Mix in blender until uniform in texture

Monday, July 09, 2007

Panegyric on Classical Chinese for Mathematics

A great parody in today's Liberty Times singing the praises of the Taiwanese examiners who used literary Chinese to ask a math question in this year's university entrance exams. Taiwanese nationalists have been trying decrease the amount of literary Chinese used in high school textbooks while Chinese cultural conservatives lead by the poet Yu Kwang-chung have resisted fiercely. Yu, it should be noted, was a staunch enemy of the then-new Taiwanese literature of the 1970s and an excellent example of reactionary Chinese culturalism masquerading as liberal humanism.

Sunday, July 08, 2007

Taiwanese Fertility

Interesting map from Taiwanese blogger Richter's Maps Talk showing Taiwan's 2005 Total Fertility distribution. Jianshi Township, a heavily Atayal district in the Hsinchu mountains has Taiwan's highest total fertility rate of 2.61 births per woman. The map shows that relatively high fertility rates are clustered in Taiwan's mountain districts. White areas on the map show total fertility rates of < 1. Kaohsiung City's Cianjin District has the dubious distinction of having Taiwan's lowest total fertility rate--0.73. The Taipei basin also appears to have a lot of white areas.

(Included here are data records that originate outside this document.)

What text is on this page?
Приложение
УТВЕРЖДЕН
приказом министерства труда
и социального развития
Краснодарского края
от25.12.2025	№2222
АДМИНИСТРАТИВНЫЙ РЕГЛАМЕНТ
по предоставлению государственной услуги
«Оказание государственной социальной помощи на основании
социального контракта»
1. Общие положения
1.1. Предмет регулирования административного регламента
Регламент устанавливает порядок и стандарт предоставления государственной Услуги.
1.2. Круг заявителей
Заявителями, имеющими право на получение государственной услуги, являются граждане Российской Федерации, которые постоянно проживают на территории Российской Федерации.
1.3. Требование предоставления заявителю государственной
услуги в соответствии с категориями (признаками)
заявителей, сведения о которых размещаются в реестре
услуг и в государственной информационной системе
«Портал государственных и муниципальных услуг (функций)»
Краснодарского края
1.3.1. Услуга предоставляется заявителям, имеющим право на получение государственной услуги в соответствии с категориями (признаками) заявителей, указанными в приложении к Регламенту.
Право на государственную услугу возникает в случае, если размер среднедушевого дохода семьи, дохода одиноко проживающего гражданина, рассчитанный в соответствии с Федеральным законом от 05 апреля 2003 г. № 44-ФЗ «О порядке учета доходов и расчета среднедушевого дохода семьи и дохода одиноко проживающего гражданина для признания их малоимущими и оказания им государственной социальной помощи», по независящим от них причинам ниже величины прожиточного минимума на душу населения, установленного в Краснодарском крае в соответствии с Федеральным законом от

These statistics corroborate my sense that Taiwan's First Nations are experiencing something of a renaissance--non-Han villages has noticeably more kids in them than the sad farming communities down on the western plains. It also underlines the very real cultural and social differences between the Han and indigenous Taiwanese that are surprisingly (to me anyway) strong despite decades of assimilationist policies.